実際のところ、このようなケースは一番よく聞かれますが、実はこれが一番よくありません。申告納税制度においては、自身の行なった申告について不服を申し立てることはできないからです。

 

つまり、調査官から経費を控除しないことを強要されたとして、実際の税額が誤っていることを理由に裁判をすることはできないのです。

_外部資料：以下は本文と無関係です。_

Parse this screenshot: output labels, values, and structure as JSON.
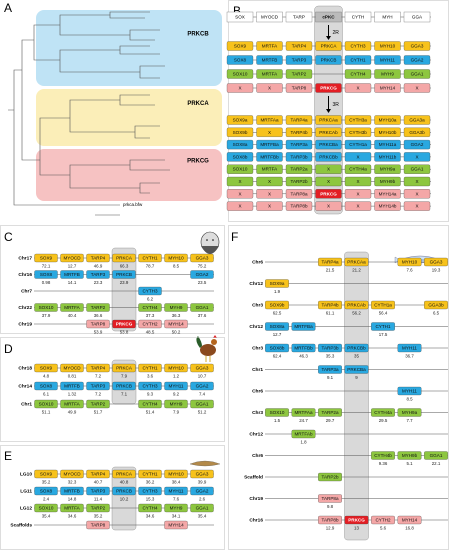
{
  "panels": {
    "A": {
      "letter": "A",
      "groups": [
        {
          "name": "PRKCB",
          "color": "#bfe3f5"
        },
        {
          "name": "PRKCA",
          "color": "#fbeeb8"
        },
        {
          "name": "PRKCG",
          "color": "#f6c2c2"
        }
      ],
      "outgroup": "prkca.bfw"
    },
    "B": {
      "letter": "B",
      "header": [
        "SOX",
        "MYOCD",
        "TARP",
        "cPKC",
        "CYTH",
        "MYH",
        "GGA"
      ],
      "arrows": [
        "2R",
        "3R"
      ],
      "rows2R": [
        {
          "color": "#f7c21b",
          "genes": [
            "SOX9",
            "MRTFA",
            "TARP4",
            "PRKCA",
            "CYTH3",
            "MYH10",
            "GGA3"
          ]
        },
        {
          "color": "#29a8e0",
          "genes": [
            "SOX8",
            "MRTFB",
            "TARP3",
            "PRKCB",
            "CYTH1",
            "MYH11",
            "GGA2"
          ]
        },
        {
          "color": "#8dc63f",
          "genes": [
            "SOX10",
            "MRTFA",
            "TARP2",
            null,
            "CYTH4",
            "MYH9",
            "GGA1"
          ]
        },
        {
          "color": "#f4a7a7",
          "genes": [
            "X",
            "X",
            "TARP8",
            {
              "name": "PRKCG",
              "color": "#e31e24"
            },
            "X",
            "MYH14",
            "X"
          ]
        }
      ],
      "rows3R": [
        {
          "color": "#f7c21b",
          "genes": [
            "SOX9a",
            "MRTFAa",
            "TARP4a",
            "PRKCAa",
            "CYTH3a",
            "MYH10a",
            "GGA3a"
          ]
        },
        {
          "color": "#f7c21b",
          "genes": [
            "SOX9b",
            "X",
            "TARP4b",
            "PRKCAb",
            "CYTH3b",
            "MYH10b",
            "GGA3b"
          ]
        },
        {
          "color": "#29a8e0",
          "genes": [
            "SOX8a",
            "MRTFBa",
            "TARP3a",
            "PRKCBa",
            "CYTH1a",
            "MYH11a",
            "GGA2"
          ]
        },
        {
          "color": "#29a8e0",
          "genes": [
            "SOX8b",
            "MRTFBb",
            "TARP3b",
            "PRKCBb",
            "X",
            "MYH11b",
            "X"
          ]
        },
        {
          "color": "#8dc63f",
          "genes": [
            "SOX10",
            "MRTFA",
            "TARP2a",
            "X",
            "CYTH4a",
            "MYH9a",
            "GGA1"
          ]
        },
        {
          "color": "#8dc63f",
          "genes": [
            "X",
            "X",
            "TARP2b",
            "X",
            "X",
            "MYH9b",
            "X"
          ]
        },
        {
          "color": "#f4a7a7",
          "genes": [
            "X",
            "X",
            "TARP8a",
            {
              "name": "PRKCG",
              "color": "#e31e24"
            },
            "X",
            "MYH14a",
            "X"
          ]
        },
        {
          "color": "#f4a7a7",
          "genes": [
            "X",
            "X",
            "TARP8b",
            "X",
            "X",
            "MYH14b",
            "X"
          ]
        }
      ]
    },
    "C": {
      "letter": "C",
      "rows": [
        {
          "label": "Chr17",
          "color": "#f7c21b",
          "genes": [
            "SOX9",
            "MYOCD",
            "TARP4",
            "PRKCA",
            "CYTH1",
            "MYH10",
            "GGA3"
          ],
          "positions": [
            72.1,
            12.7,
            46.9,
            66.3,
            78.7,
            8.5,
            75.2
          ]
        },
        {
          "label": "Chr16",
          "color": "#29a8e0",
          "genes": [
            "SOX8",
            "MRTFB",
            "TARP3",
            "PRKCB",
            null,
            null,
            "GGA2"
          ],
          "positions": [
            0.98,
            14.1,
            23.3,
            23.9,
            null,
            null,
            23.5
          ]
        },
        {
          "label": "Chr7",
          "color": "#29a8e0",
          "genes": [
            null,
            null,
            null,
            null,
            "CYTH3",
            null,
            null
          ],
          "positions": [
            null,
            null,
            null,
            null,
            6.2,
            null,
            null
          ]
        },
        {
          "label": "Chr22",
          "color": "#8dc63f",
          "genes": [
            "SOX10",
            "MRTFA",
            "TARP2",
            null,
            "CYTH4",
            "MYH9",
            "GGA1"
          ],
          "positions": [
            37.9,
            40.4,
            36.6,
            null,
            37.3,
            36.3,
            37.6
          ]
        },
        {
          "label": "Chr19",
          "color": "#f4a7a7",
          "genes": [
            null,
            null,
            "TARP8",
            {
              "name": "PRKCG",
              "color": "#e31e24"
            },
            "CYTH2",
            "MYH14",
            null
          ],
          "positions": [
            null,
            null,
            53.9,
            53.8,
            48.5,
            50.2,
            null
          ]
        }
      ]
    },
    "D": {
      "letter": "D",
      "rows": [
        {
          "label": "Chr18",
          "color": "#f7c21b",
          "genes": [
            "SOX9",
            "MYOCD",
            "TARP4",
            "PRKCA",
            "CYTH1",
            "MYH10",
            "GGA3"
          ],
          "positions": [
            4.8,
            0.81,
            7.2,
            7.9,
            3.6,
            1.2,
            10.7
          ]
        },
        {
          "label": "Chr14",
          "color": "#29a8e0",
          "genes": [
            "SOX8",
            "MRTFB",
            "TARP3",
            "PRKCB",
            "CYTH3",
            "MYH11",
            "GGA2"
          ],
          "positions": [
            6.1,
            1.32,
            7.2,
            7.1,
            9.3,
            9.2,
            7.4
          ]
        },
        {
          "label": "Chr1",
          "color": "#8dc63f",
          "genes": [
            "SOX10",
            "MRTFA",
            "TARP2",
            null,
            "CYTH4",
            "MYH9",
            "GGA1"
          ],
          "positions": [
            51.1,
            49.9,
            51.7,
            null,
            51.4,
            7.9,
            51.2
          ]
        }
      ]
    },
    "E": {
      "letter": "E",
      "rows": [
        {
          "label": "LG10",
          "color": "#f7c21b",
          "genes": [
            "SOX9",
            "MYOCD",
            "TARP4",
            "PRKCA",
            "CYTH1",
            "MYH10",
            "GGA3"
          ],
          "positions": [
            35.2,
            32.3,
            40.7,
            40.8,
            36.2,
            38.4,
            39.9
          ]
        },
        {
          "label": "LG11",
          "color": "#29a8e0",
          "genes": [
            "SOX8",
            "MRTFB",
            "TARP3",
            "PRKCB",
            "CYTH3",
            "MYH11",
            "GGA2"
          ],
          "positions": [
            2.4,
            14.8,
            11.4,
            10.2,
            15.3,
            7.6,
            2.6
          ]
        },
        {
          "label": "LG12",
          "color": "#8dc63f",
          "genes": [
            "SOX10",
            "MRTFA",
            "TARP2",
            null,
            "CYTH4",
            "MYH9",
            "GGA1"
          ],
          "positions": [
            35.4,
            34.6,
            35.2,
            null,
            34.6,
            34.1,
            35.4
          ]
        },
        {
          "label": "Scaffolds",
          "color": "#f4a7a7",
          "genes": [
            null,
            null,
            "TARP8",
            null,
            null,
            "MYH14",
            null
          ]
        }
      ]
    },
    "F": {
      "letter": "F",
      "rows": [
        {
          "label": "Chr6",
          "color": "#f7c21b",
          "genes": [
            null,
            null,
            "TARP4a",
            "PRKCAa",
            null,
            "MYH10",
            "GGA3"
          ],
          "positions": [
            null,
            null,
            21.5,
            21.2,
            null,
            7.6,
            19.3
          ]
        },
        {
          "label": "Chr12",
          "color": "#f7c21b",
          "genes": [
            "SOX9a",
            null,
            null,
            null,
            null,
            null,
            null
          ],
          "positions": [
            1.9,
            null,
            null,
            null,
            null,
            null,
            null
          ]
        },
        {
          "label": "Chr3",
          "color": "#f7c21b",
          "genes": [
            "SOX9b",
            null,
            "TARP4b",
            "PRKCAb",
            "CYTH1a",
            null,
            "GGA3b"
          ],
          "positions": [
            62.5,
            null,
            61.1,
            56.2,
            56.4,
            null,
            6.5
          ]
        },
        {
          "label": "Chr12",
          "color": "#29a8e0",
          "genes": [
            "SOX8a",
            "MRTFBa",
            null,
            null,
            "CYTH1",
            null,
            null
          ],
          "positions": [
            12.7,
            null,
            null,
            null,
            17.5,
            null,
            null
          ]
        },
        {
          "label": "Chr3",
          "color": "#29a8e0",
          "genes": [
            "SOX8b",
            "MRTFBb",
            "TARP3b",
            "PRKCBb",
            null,
            "MYH11",
            null
          ],
          "positions": [
            62.4,
            46.3,
            35.3,
            35,
            null,
            36.7,
            null
          ]
        },
        {
          "label": "Chr1",
          "color": "#29a8e0",
          "genes": [
            null,
            null,
            "TARP3a",
            "PRKCBa",
            null,
            null,
            null
          ],
          "positions": [
            null,
            null,
            9.1,
            9,
            null,
            null,
            null
          ]
        },
        {
          "label": "Chr6",
          "color": "#29a8e0",
          "genes": [
            null,
            null,
            null,
            null,
            null,
            "MYH11",
            null
          ],
          "positions": [
            null,
            null,
            null,
            null,
            null,
            8.5,
            null
          ]
        },
        {
          "label": "Chr3",
          "color": "#8dc63f",
          "genes": [
            "SOX10",
            "MRTFAa",
            "TARP2a",
            null,
            "CYTH4a",
            "MYH9a",
            null
          ],
          "positions": [
            1.5,
            24.7,
            29.7,
            null,
            29.5,
            7.7,
            null
          ]
        },
        {
          "label": "Chr12",
          "color": "#8dc63f",
          "genes": [
            null,
            "MRTFAb",
            null,
            null,
            null,
            null,
            null
          ],
          "positions": [
            null,
            1.8,
            null,
            null,
            null,
            null,
            null
          ]
        },
        {
          "label": "Chr6",
          "color": "#8dc63f",
          "genes": [
            null,
            null,
            null,
            null,
            "CYTH4b",
            "MYH9b",
            "GGA1"
          ],
          "positions": [
            null,
            null,
            null,
            null,
            9.36,
            5.1,
            22.1
          ]
        },
        {
          "label": "Scaffold",
          "color": "#8dc63f",
          "genes": [
            null,
            null,
            "TARP2b",
            null,
            null,
            null,
            null
          ]
        },
        {
          "label": "Chr19",
          "color": "#f4a7a7",
          "genes": [
            null,
            null,
            "TARP8a",
            null,
            null,
            null,
            null
          ],
          "positions": [
            null,
            null,
            9.8,
            null,
            null,
            null,
            null
          ]
        },
        {
          "label": "Chr16",
          "color": "#f4a7a7",
          "genes": [
            null,
            null,
            "TARP8b",
            {
              "name": "PRKCG",
              "color": "#e31e24"
            },
            "CYTH2",
            "MYH14",
            null
          ],
          "positions": [
            null,
            null,
            12.9,
            13,
            5.6,
            16.8,
            null
          ]
        }
      ]
    }
  }
}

どのような理由であれ、修正申告や期限後申告に応じてしまった場合は、取り返しのつかない可能性が高いことをよく覚えておいてください。

 

  • 質問応答記録書には要注意

 

本件では、Sさんは調査官から、「故意に帳簿を消した」「税金を支払いたくないので、申告しなかった」などという、事実と異なる内容の質問応答記録書を作成され、署名を強要されています。

 

まず、質問応答記録書とは、税務署等の国側が課税を適法に行っていることを証明するために作成する文書であって、納税者が調査官に対して発言した内容を記録する書面です。

 

この質問応答記録書はすべての税務調査で必ず作成される文書ではなく、その多くは、税務署が重加算税を課したことが正当であることを証明する目的で作成されています。

 

ここで必ず覚えておいていただきたいのが、調査官は、質問応答記録書を作成した際に、納税者に対して読み聞かせと内容の確認を行ったうえで署名押印を求めますが、署名押印に応じる義務はまったくなく、署名押印をしなかったからといって、なんらの不利益もないということです。

 

むしろ、署名押印に応じるということは、重加算税が課されることが正当であると納税者が自認したことになるものと考えてください。

 

では、なぜ重加算税が課される場合の多くに、質問応答記録書が作成されるのでしょうか。

 

そもそも、税務調査において課される可能性がある加算税にはいくつか種類があり、課される理由ごとに名称と税率が異なります。

 

納める税額を実際より低く申告していたことが税務調査において発覚した場合には「過少申告加算税」が、無申告だった場合には「無申告加算税」が課されることになり、これらとは別に、売上の一部を敢えて帳簿に記載しなかったり、請求書を一部だけ捨ててしまったり、実際には支払っていない経費を帳簿に記載するなど、売上や経費を敢えて改ざんするなどして、「隠蔽・仮装」行為を行なった場合には「重加算税」が課されることになります。

 

加算税はそれぞれ税率が異なりますが、重加算税はこれらの加算税の中で最も税率が高いものであり、最高で本税額の40%まで課されることがあります。

 

そして、過少申告加算税や無申告加算税は、調査の際に申告した税額が実際より低いことが判明した場合や、そもそも申告をしていなかった場合に課されるものですから、加算税が生じる事実に争いが生じることがほとんどないといっていいでしょう。